Pope Accepts Resignation Of Embattled DC Cardinal

The Washington Post reports:

Pope Francis on Friday accepted the resignation of Washington’s archbishop, Cardinal Donald Wuerl, who in a matter of months went from a trusted papal ally who had largely managed to avoid controversy over a long career to a prominent symbol of what many Catholics have come to regard as an infuriatingly weak and defensive response by their church to clerical sex abuse.

Pope Francis said that he had asked Wuerl to stay on as an “apostolic administrator” until a successor was found.
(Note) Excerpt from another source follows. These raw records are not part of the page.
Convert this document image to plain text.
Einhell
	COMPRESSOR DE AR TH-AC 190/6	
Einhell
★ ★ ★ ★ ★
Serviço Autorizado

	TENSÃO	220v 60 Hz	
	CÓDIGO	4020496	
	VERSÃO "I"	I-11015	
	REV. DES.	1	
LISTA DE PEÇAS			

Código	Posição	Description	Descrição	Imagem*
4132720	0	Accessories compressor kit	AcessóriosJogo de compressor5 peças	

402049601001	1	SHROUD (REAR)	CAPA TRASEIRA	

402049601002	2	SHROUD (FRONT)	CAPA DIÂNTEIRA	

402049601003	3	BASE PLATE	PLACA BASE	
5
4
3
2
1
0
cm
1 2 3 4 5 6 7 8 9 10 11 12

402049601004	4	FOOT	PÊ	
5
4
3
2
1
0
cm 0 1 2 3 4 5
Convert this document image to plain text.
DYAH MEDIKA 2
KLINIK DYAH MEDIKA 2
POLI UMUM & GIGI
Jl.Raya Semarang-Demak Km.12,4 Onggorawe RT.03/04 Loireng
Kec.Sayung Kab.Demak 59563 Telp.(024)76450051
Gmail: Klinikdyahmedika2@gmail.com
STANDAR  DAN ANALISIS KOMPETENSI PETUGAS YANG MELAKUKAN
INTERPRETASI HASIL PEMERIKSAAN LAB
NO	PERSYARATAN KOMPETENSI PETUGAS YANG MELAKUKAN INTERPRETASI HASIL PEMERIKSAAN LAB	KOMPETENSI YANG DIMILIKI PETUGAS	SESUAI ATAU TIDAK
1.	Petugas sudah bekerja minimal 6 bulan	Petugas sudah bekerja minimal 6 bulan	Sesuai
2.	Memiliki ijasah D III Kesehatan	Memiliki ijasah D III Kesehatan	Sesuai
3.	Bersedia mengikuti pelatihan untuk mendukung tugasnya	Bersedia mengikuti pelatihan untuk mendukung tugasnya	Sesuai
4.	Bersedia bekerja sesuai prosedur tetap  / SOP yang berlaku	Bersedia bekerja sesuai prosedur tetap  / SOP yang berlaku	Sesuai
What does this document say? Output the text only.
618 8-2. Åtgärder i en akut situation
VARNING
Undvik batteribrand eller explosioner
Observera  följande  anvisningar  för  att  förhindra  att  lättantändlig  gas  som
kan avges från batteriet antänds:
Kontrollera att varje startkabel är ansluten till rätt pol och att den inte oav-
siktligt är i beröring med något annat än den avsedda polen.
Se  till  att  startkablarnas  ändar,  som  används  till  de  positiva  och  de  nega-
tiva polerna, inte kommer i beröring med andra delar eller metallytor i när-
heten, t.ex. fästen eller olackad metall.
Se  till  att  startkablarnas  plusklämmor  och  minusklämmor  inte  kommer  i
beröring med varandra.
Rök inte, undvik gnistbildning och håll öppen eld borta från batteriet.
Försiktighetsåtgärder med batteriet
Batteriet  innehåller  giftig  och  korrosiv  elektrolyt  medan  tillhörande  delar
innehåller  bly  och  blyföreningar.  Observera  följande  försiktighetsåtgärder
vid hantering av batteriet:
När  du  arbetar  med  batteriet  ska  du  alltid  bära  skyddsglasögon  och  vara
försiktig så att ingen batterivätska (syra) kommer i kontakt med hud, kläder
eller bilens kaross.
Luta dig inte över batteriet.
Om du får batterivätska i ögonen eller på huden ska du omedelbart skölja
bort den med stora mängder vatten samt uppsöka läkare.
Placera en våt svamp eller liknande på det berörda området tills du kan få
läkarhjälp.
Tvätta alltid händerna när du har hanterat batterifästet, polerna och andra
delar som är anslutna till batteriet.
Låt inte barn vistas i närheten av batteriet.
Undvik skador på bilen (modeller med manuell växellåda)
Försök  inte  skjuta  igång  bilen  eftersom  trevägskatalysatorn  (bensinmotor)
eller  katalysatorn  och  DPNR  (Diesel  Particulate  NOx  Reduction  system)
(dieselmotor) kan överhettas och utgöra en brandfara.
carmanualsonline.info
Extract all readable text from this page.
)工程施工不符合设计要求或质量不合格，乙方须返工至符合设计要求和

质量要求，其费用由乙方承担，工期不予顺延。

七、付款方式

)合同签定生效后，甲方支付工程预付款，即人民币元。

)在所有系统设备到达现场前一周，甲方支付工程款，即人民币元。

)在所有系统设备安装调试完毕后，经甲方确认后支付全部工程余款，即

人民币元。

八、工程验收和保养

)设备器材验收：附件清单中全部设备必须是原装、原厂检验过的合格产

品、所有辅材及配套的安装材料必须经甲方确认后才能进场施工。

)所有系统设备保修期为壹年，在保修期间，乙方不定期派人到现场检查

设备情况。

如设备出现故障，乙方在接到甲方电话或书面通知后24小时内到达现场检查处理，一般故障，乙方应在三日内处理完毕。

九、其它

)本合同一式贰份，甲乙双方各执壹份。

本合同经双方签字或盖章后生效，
In a letter of praise, Francis wrote to Wuerl saying that he saw in the cardinal’s request to step down “the heart of a shepherd.” Francis did not criticize Wuerl’s handling of abuse cases.

While hundreds of priest-abusers have been removed in recent decades, the bishops and cardinals responsible for overseeing them almost never are, and Catholics in 2018 have been showing signs of being fed up with the status quo.

CBS News reports:



Wuerl, who led the Pittsburgh diocese for 18 years, was implicated in a recent Pennsylvania grand jury report and had faced increased calls to step down over allegations he covered up for so-called “predator priests.”

He also has been accused of failing to act on accusations against his predecessor in Washington, former Cardinal Theodore Edgar McCarrick, who resigned in July over abuse charges.

“You have sufficient elements to ‘justify’ your actions and distinguish between what it means to cover up crimes or not deal with problems, and to commit some mistakes. However, your nobility has led you not to choose this way of defense. Of this, I am proud and thank you,” Francis wrote in the letter.